What is a ‘hospital’ for the purpose of health insurance policies?

What is a ‘hospital’ for the purpose of health insurance policies?
Institutions set up for treatment and indoor care in respect of sicknesses and/or injuries and that are registered and under active supervision by a medical practitioner. 
Any establishment satisfying the following criteria can qualify as a hospital:
  • 15 patient beds
  • With a fully equipped operation theater of its own if
  • Employing fully qualified nursing staff around the clock
  • Having fully qualified doctors in charge around the clock
Ayurvedic or institutions practicing alternative medicine therapy also qualify as hospitals.

What is meant by hospitalization? 
Where the insured is admitted to a hospital for a minimum period of 24 hours, the event is termed as hospitalization. 
In case of specific treatments like chemotherapy, dialysis, radiotherapy, dental surgery, laser eye surgery, etc where the patient is duly discharged by the same day are also termed as hospitalization.

Is there a limit as to how long I can stay in hospital? 
There cannot be a stated limit to how many days of hospitalization a person might need and hence there are no set limits to how long you can stay in hospital.

What is the meant by domiciliary hospitalization? 
When the treatment is administered at a patients home, the event is termed as domiciliary hospitalization.
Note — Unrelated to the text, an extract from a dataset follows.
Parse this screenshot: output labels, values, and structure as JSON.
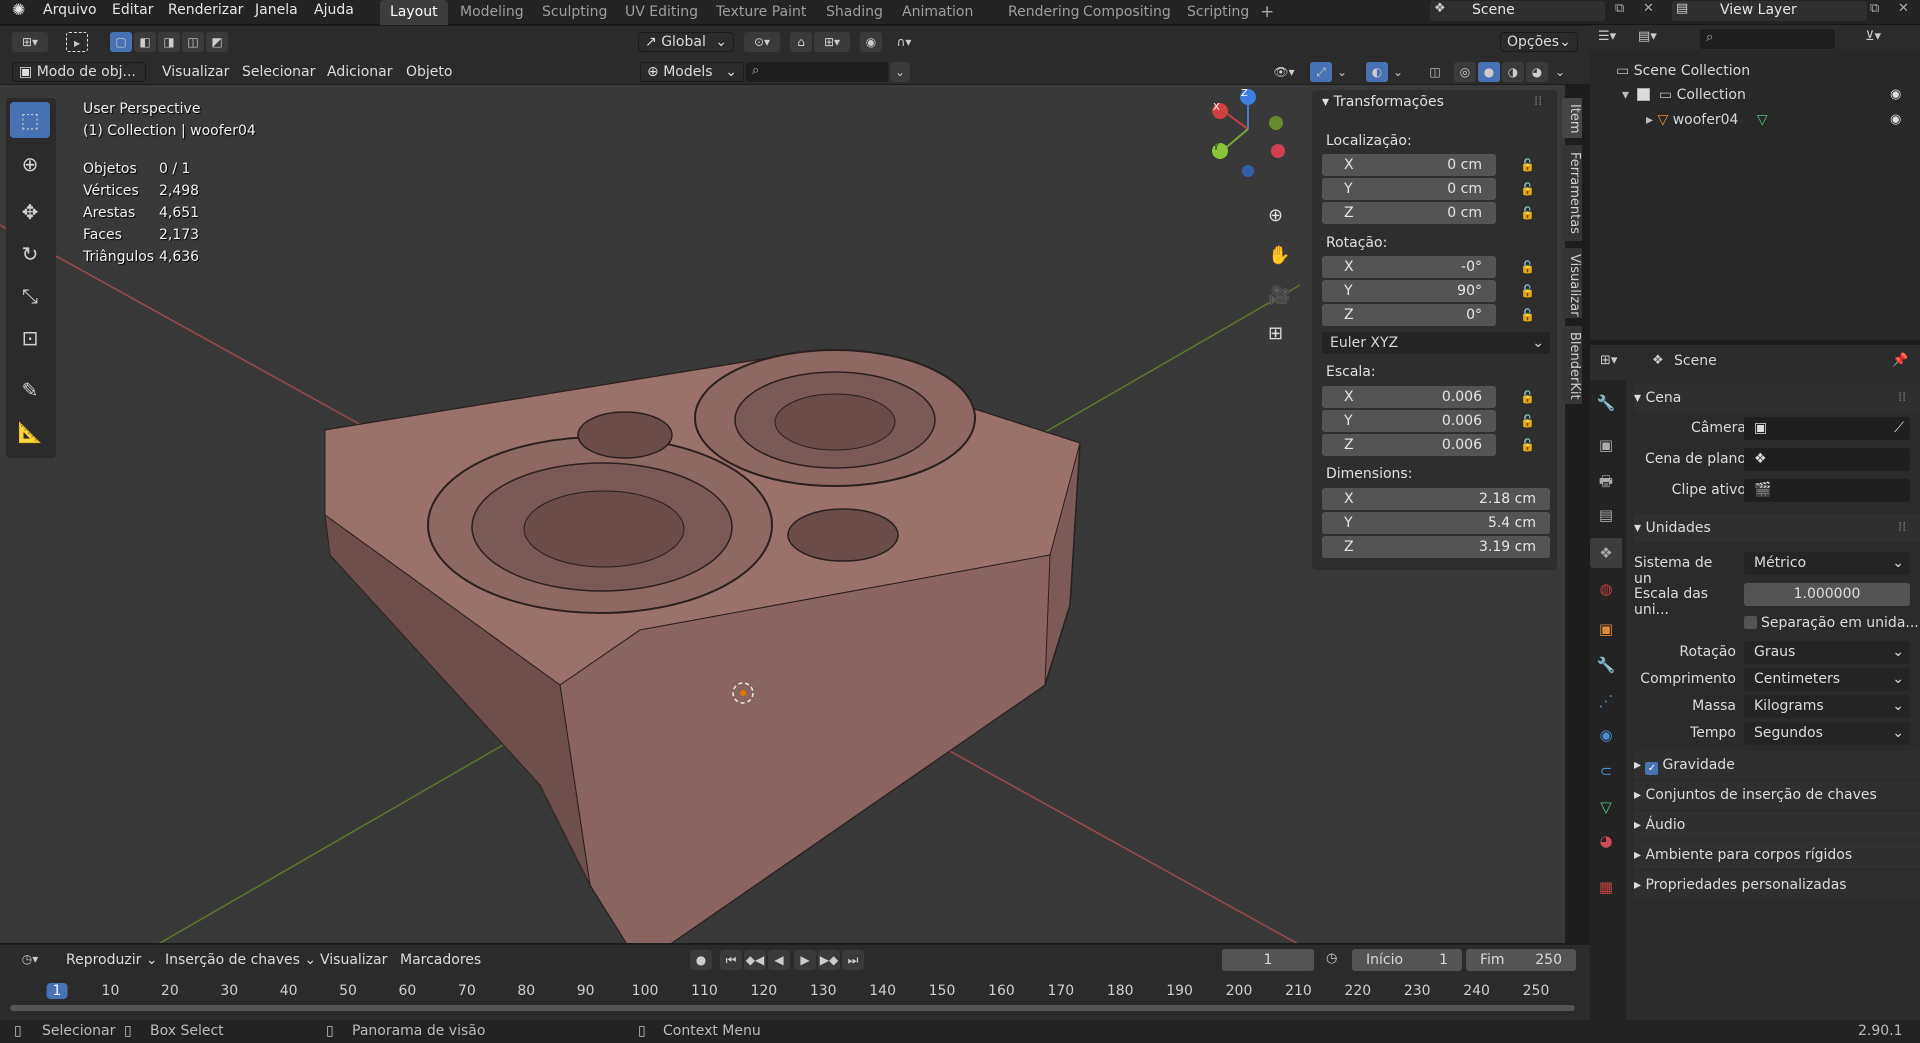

This is normally the case when conditions are such that the patient cannot be moved from his home to the hospital or when there are no hospital beds available and hence the treatment has to be administered at the home of the person.
Is there a tax deduction on the premium paid? 
As per section 80D of the Income Tax Act, premiums paid up a set limit per annum under the health insurance plan for self, spouse, two dependent children and dependent parents are exempt from tax.

Can I get a refund if I cancel my health insurance plan during the contract term? 
Yes. The insurer is liable to refund the premium if no claim has been made up to the date of cancellation.

What happens when I make a claim on a Critical Illness Plan? Does the policy still continue? 
Usually the policy ceases to continue on making a claim. However there are many insurers who renew the policy on payment of a lesser premium than the one originally paid. 

Can there be a claim of medical expenses incurred before and after a surgery? 

Medical expenses incurred 30 days before and 60 days to 90 days after hospitalization, can be claimed, provided they are related to the ailment/accident for which you were hospitalized. Such expenses are termed as pre and post hospitalization.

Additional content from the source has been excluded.